Eben dieses Schreiben findet der Schriftsteller Stefan Hertmans fast 1000 Jahre später. Fasziniert von diesem in Kairo jahrhundertelang verborgenen Stück Papier, beginnt Hertmans über die junge Frau und ihren Leidensweg nachzuforschen. Besonders fesselnd war für ihn der Gedanke, dass diese real existierende Person in demselben Ort gewohnt hat, in dem er heute auch wohnt. Stefan Hertmans beschreibt mit seiner Protagonistin eine starke Frauenfigur, die versucht ihr oft hartes Leben zu bewältigen. Dabei stellte er sich die Frage, wie Frauen überhaupt lebten um das Jahr 1096. So ging dem Buch eine lange Zeit der Recherchearbeit voraus. Viele Berichte und Texte mussten gelesen werden, damit ein authentisches Bild des damaligen Lebens gezeichnet werden konnte.

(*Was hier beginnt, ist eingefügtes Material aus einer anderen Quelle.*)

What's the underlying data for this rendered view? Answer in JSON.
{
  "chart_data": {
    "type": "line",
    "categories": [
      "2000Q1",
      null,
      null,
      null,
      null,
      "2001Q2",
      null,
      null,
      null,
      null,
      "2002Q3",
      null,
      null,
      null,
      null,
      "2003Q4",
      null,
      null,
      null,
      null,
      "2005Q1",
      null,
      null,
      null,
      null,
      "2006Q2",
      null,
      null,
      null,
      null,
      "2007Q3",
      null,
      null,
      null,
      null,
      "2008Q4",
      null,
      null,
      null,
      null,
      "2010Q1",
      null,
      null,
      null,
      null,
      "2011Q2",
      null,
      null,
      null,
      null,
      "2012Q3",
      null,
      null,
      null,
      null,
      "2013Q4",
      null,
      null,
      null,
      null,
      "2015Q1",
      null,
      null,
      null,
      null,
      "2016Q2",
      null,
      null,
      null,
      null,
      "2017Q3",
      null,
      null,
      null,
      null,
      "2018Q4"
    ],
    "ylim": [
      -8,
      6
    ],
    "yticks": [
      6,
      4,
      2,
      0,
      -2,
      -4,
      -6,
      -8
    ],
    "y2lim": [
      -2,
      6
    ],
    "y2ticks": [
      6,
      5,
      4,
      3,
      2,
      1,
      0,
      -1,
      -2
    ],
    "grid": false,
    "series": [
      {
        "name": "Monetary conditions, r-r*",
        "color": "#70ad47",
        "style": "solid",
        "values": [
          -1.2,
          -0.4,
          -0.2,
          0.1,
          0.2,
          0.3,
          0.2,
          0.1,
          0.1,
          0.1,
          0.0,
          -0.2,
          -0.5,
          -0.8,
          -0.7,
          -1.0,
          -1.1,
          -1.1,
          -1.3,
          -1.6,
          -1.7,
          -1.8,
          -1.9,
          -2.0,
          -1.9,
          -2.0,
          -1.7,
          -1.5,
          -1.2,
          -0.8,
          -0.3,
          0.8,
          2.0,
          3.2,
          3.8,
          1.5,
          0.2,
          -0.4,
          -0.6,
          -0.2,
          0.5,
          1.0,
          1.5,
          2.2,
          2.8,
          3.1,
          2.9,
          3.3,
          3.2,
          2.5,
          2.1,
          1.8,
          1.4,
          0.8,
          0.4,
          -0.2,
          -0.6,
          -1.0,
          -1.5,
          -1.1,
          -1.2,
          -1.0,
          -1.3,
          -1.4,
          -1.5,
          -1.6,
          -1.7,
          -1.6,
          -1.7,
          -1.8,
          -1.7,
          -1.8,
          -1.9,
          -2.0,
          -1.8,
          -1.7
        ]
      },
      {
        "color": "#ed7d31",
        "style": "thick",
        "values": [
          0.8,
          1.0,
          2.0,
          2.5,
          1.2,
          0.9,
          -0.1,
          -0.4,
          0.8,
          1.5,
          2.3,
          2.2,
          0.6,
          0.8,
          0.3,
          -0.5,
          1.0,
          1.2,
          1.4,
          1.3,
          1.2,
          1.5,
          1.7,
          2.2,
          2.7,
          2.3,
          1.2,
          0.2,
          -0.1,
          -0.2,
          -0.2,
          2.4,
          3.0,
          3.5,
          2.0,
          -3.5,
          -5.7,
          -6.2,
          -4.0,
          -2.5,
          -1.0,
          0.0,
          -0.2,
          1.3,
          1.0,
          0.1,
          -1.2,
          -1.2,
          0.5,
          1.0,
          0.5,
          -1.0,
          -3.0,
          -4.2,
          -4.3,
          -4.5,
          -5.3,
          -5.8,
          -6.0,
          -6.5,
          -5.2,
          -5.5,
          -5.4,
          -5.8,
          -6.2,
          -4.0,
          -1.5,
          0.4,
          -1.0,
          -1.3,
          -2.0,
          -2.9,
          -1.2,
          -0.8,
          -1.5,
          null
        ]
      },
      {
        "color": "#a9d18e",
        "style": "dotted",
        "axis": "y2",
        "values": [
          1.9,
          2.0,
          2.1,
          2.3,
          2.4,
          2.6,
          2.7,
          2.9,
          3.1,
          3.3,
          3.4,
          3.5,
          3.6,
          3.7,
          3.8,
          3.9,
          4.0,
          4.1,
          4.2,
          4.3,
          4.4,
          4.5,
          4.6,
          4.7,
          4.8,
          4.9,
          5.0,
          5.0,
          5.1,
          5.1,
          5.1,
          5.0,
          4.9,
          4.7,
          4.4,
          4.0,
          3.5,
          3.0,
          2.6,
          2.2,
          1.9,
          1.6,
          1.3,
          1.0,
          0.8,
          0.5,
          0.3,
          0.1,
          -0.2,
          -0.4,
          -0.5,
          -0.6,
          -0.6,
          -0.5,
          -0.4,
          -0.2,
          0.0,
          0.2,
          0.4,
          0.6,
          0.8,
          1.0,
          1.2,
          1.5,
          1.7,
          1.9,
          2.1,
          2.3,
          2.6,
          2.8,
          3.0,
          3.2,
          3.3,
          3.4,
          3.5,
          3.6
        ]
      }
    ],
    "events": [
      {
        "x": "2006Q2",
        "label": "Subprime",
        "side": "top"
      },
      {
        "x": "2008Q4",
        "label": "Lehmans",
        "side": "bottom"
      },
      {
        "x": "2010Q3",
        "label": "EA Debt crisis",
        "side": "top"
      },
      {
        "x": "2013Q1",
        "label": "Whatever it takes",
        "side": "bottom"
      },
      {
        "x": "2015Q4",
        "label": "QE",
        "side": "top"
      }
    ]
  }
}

Der in Belgien geborene Autor erzählt die Geschichte einer jungen Frau und gleichzeitig berichtet er von seiner eigenen Spurensuche nach ihr. Der Leser ist dabei manchmal ganz nah beim Autor und manchmal ganz nah bei der Protagonistin. Denn dem Schriftsteller war es wichtig, seine Figur über die Zeiten hinweg in die Gegenwart zu holen. Somit ist der Roman Die Fremde kein klassischer Historienroman, keine kurzweilige Zeitreise in den Mittelmeerraum des 11. Jahrhunderts, sondern eher eine Verschmelzung der Epochen miteinander.

Zudem spiegelt das Buch das aktuelle Thema der Flucht wider, bei dem das Mittelmeer zum zentralen Ereignisort wird. Aktualität und Realität sind die essenziellen Bestandteile dieses Buchs und ein Anspruch, den der Autor an sich selbst gestellt hat.